Specific

I’m thinking about bodies. About fingers, toes, skin, muscles, moving, sleeping, kissing. I have to write a short paper about Christology for school (good thing it has to be short!), and the facet I’m intrigued by is:
Jesus was a particular person.

Just like I am a particular person, but also not like me at all. He (unlike God, Jesus has a particular gender) might not like mangoes. We might’ve shared brown-eyed-ness, but our hair wouldn’t look the same. Our accents would be different for sure.

That’s what particularity is about. And embodiment, too… all the little things that go into being physical, “muscles better and nerves more.” Being in a body is a host of particular-ness, of which I become ever more aware the longer I use my body. My tendency to shin splints, exacerbated by a certain way I twist my body as I sleep. That I prefer to have no loose ends—hair out of my face, clothes streamlined against my frame, nothing to slow me down or (more likely) call my attention to it instead of whatever I’m focused on. How my tastebuds have never come around to bell peppers in any form, though I dutifully try them at least every half-decade.

Did infant Jesus sleep through the night, or was he (as we euphemistically say in my family) “busy”? Maybe as a little one he wentandwentandwentandwent until he dropped where he stood, like our B? He doesn’t strike me as one who would give the cut direct, as 5-month-old A once did. Did he play sportsball when chores were finished? We know he loved to study in school. The child shows the seeds of the adult—A does not trifle with people, B uses her “highly focused brain” to great effect in school, My Sweetie finds it almost as satisfying to put something back together as he does to cook a meal.

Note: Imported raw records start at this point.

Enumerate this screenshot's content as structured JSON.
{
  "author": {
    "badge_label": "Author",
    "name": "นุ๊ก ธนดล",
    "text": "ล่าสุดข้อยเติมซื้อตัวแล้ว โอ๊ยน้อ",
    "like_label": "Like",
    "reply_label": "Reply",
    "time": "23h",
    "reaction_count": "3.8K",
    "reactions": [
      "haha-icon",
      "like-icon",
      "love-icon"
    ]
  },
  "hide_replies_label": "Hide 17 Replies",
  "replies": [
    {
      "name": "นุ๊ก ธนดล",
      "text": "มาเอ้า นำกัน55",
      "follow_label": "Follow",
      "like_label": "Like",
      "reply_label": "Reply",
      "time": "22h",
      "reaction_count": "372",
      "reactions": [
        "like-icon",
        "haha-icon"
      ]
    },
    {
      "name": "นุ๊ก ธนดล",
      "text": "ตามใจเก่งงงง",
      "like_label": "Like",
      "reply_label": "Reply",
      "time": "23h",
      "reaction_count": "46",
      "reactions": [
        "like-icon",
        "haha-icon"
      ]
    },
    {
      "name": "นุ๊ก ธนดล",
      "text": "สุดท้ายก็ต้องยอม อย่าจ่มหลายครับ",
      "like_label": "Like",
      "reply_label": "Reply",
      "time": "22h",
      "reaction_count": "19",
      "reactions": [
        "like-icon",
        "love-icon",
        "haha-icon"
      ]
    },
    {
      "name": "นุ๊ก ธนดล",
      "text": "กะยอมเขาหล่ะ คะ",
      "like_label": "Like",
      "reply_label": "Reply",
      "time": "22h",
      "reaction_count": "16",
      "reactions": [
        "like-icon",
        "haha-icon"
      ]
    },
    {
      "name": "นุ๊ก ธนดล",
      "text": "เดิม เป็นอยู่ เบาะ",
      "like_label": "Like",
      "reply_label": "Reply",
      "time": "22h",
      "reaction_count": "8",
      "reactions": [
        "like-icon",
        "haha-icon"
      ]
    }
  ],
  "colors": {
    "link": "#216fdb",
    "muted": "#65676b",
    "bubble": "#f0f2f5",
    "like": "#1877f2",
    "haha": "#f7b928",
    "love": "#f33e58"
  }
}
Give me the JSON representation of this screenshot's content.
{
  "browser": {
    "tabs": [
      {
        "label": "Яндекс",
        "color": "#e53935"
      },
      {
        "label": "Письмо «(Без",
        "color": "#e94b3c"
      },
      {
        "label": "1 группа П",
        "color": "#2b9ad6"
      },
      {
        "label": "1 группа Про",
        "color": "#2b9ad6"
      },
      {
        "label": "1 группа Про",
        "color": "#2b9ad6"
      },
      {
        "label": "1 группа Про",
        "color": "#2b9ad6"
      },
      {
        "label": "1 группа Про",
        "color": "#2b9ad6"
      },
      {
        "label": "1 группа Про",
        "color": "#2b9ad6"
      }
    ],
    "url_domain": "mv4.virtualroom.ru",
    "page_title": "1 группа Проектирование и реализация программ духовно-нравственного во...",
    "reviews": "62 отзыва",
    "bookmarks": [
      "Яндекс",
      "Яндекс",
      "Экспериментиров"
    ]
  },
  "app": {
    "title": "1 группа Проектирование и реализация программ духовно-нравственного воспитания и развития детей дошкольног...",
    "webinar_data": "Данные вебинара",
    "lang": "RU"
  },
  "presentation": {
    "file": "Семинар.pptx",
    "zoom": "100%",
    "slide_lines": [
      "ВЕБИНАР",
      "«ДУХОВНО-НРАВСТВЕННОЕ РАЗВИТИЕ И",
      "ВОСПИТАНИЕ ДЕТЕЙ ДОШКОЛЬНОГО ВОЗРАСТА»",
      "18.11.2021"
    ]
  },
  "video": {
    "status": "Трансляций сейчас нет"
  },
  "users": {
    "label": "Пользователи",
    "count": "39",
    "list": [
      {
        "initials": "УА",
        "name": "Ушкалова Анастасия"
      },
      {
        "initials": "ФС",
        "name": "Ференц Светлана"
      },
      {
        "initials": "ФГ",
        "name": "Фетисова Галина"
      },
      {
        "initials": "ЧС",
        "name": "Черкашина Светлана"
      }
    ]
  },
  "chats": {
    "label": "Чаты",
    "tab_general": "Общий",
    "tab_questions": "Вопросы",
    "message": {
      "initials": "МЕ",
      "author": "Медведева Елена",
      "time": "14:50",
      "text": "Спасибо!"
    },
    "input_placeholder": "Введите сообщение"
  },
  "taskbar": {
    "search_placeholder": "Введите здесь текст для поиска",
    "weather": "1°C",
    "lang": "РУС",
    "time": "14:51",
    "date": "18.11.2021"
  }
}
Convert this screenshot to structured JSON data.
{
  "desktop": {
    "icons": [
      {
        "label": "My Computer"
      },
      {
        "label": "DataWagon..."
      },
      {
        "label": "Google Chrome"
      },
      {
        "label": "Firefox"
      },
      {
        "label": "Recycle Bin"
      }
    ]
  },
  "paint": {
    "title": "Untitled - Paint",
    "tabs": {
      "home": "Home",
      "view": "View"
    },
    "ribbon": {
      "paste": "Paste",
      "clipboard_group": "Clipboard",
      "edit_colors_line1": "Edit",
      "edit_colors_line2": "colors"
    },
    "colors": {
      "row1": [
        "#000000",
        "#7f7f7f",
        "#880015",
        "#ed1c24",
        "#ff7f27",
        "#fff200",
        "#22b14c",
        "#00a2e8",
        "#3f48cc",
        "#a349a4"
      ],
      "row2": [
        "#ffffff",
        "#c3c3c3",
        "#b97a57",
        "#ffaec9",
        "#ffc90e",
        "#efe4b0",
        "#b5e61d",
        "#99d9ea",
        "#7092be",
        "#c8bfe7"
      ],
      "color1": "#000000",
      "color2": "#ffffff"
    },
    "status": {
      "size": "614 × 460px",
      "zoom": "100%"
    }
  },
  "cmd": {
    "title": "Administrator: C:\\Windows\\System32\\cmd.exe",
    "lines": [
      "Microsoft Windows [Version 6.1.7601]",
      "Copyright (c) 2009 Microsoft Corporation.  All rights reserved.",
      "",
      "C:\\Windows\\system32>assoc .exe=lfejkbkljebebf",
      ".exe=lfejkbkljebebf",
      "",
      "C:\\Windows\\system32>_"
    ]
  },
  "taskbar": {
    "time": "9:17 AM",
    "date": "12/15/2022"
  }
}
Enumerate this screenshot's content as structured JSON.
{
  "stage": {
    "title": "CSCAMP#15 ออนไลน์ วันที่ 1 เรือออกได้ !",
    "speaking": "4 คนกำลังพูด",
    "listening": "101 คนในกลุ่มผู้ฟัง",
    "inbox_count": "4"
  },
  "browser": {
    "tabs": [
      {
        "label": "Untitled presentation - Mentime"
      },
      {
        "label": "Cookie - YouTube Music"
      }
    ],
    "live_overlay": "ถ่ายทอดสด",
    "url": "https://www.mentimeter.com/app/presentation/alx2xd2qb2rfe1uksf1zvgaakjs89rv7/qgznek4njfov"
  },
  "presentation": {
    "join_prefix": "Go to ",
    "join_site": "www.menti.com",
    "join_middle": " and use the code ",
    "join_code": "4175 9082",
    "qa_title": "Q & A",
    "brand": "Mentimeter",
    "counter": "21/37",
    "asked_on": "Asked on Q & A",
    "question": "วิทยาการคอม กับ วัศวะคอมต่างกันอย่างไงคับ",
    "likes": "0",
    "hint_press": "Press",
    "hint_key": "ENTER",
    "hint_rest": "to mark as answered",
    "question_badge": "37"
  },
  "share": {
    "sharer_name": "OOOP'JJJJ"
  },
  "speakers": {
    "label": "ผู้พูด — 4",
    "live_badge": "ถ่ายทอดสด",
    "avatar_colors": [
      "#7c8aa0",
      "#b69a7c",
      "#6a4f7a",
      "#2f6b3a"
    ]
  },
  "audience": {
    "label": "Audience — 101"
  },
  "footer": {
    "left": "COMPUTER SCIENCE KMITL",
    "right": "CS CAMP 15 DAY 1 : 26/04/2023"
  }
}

Think on this. Fully human, fully divine means not simply that Jesus was a part of the Trinity (divine), but that at the same time Jesus was completely, particularly, one individual person. Who didn’t walk far on Sabbath, and likely never tasted shrimp.

The unimaginable universality of God embodied within the sixty-kabillion imaginable specifics of one human.

 

I gotta think. What does that say about God? About being human… about being individually us?

One thought on “Specific

  1. This is one of the things I think about – quite often. How does infinite become finite? What is it like to be suddenly human and see the world with our limited perceptions?

    But, mine is not to know the mind of God. I don’t want to be more than curious about it.